Chegaram ao destino e se separaram para os preparativos do desfile, mas Rosinha não parava de pensar em Francisco e como seria a volta da viagem, quando estariam novamente lado a lado. Não se viram mais durante o desfile e na volta, Francisco ocupou outro assento sem nenhuma explicação. A menina não entendeu aquela atitude e ficou desolada. Não sabia o que fazer nem o que pensar, e não pode conter as lágrimas que rolaram pela sua face.   
De volta à cidade natal, desceu do ônibus e não se despediu dos colegas, seguiu rapidamente para sua casa, trancou-se no quarto e chorou copiosamente por muito tempo, até que adormeceu. Acordou no dia seguinte e sua primeira ação foi ligar o rádio para ouvir o programa de Francisco. E ele abriu a programação com um simples poema, mas o mais lindo que Rosinha já tinha visto:
As rosas são raras belezas em cor
exalam seu perfume suavemente
tornando-se únicas em esplendor
mas são apenas flores, simplesmente
Mais rara é a beleza do meu amor
quando nasceu espontaneamente
por uma Rosa com nome de flor
mas foi  apenas um sonho, infelizmente
Em seguida, como era habitual, Francisco propôs a reflexão do dia e antes destacou que aquele era o primeiro poema de sua autoria, que o criara na noite anterior, tomado de uma sensação de que a sua alma precisava falar e ela só encontrou ouvidos na poesia. E depois continuou a falar de amor nas suas variadas formas.
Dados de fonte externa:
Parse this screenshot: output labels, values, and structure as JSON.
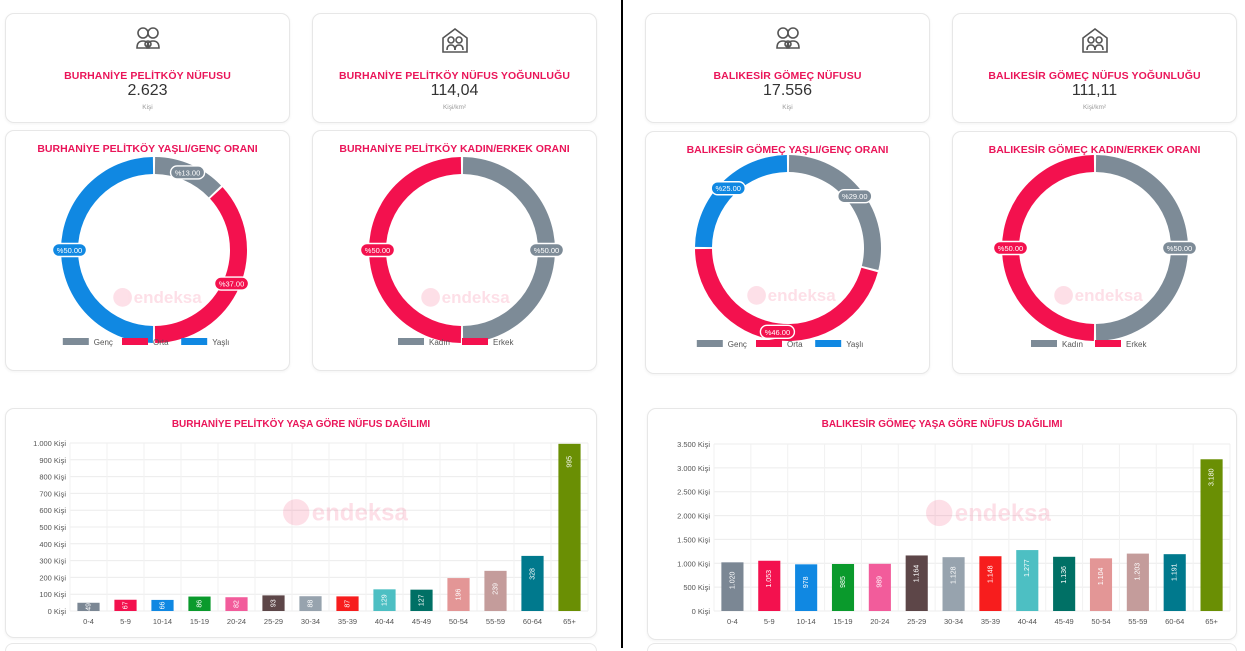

Concluiu a sua reflexão dizendo: A mais rara forma de amor é aquele que preserva o outro, para que ele se mantenha sem sofrimento, amor que protege o outro, como os espinhos protegem a rosa, para que ela se mantenha intacta. É dura a realidade, meus caros ouvintes, mas saibam que a renúncia é também uma linda forma de amar.
Rosinha desligou o rádio em prantos, entendeu que Francisco a amava e que talvez ela nunca soubesse o motivo de sua renúncia, mas bastava-lhe naquele momento saber de seu amor.
Passaram-se alguns dias para que Rosinha tivesse coragem de ligar novamente o rádio. Ligou exatamente no dia em que Francisco se despedia de seus ouvintes, comunicando-os de sua partida para a capital, onde se casaria daí a alguns meses e também aceitaria uma proposta de trabalho irrecusável.
Muitos anos depois, Rosinha, feliz e muito bem casada, lembrando-se de Francisco, riu muito de seus arroubos de amor adolescente. Não demorou muito tempo para que ela entendesse que a vida sempre se encarrega de abrir novos caminhos para a felicidade. E ainda no embalo daquelas lembranças, cantarolou baixinho como se fizesse um dueto com o cantor Milton Nascimento “Qualquer maneira de amor vale a pena, qualquer maneira de amor valerá...” 

Autora: Celêdian Assis - Belo Horizonte/MG

2 comentários:

Anônimo disse...

Muito bom texto que tem os ingredientes para ser verdadeiro.

Perfeitamente dentro dos parâmetros do concurso.

Parabéns a quem o produziu.

Alberto Vasconcelos.

Marina Alves disse...

Parabéns pro Francisco que soube ser honesto e saiu de cena no momento certo. Não faria feliz a Rosinha. E que bom que se pode rir depois daquilo que já foi pranto. Das ilusões da vida, uma beleza de conto. Parabéns!!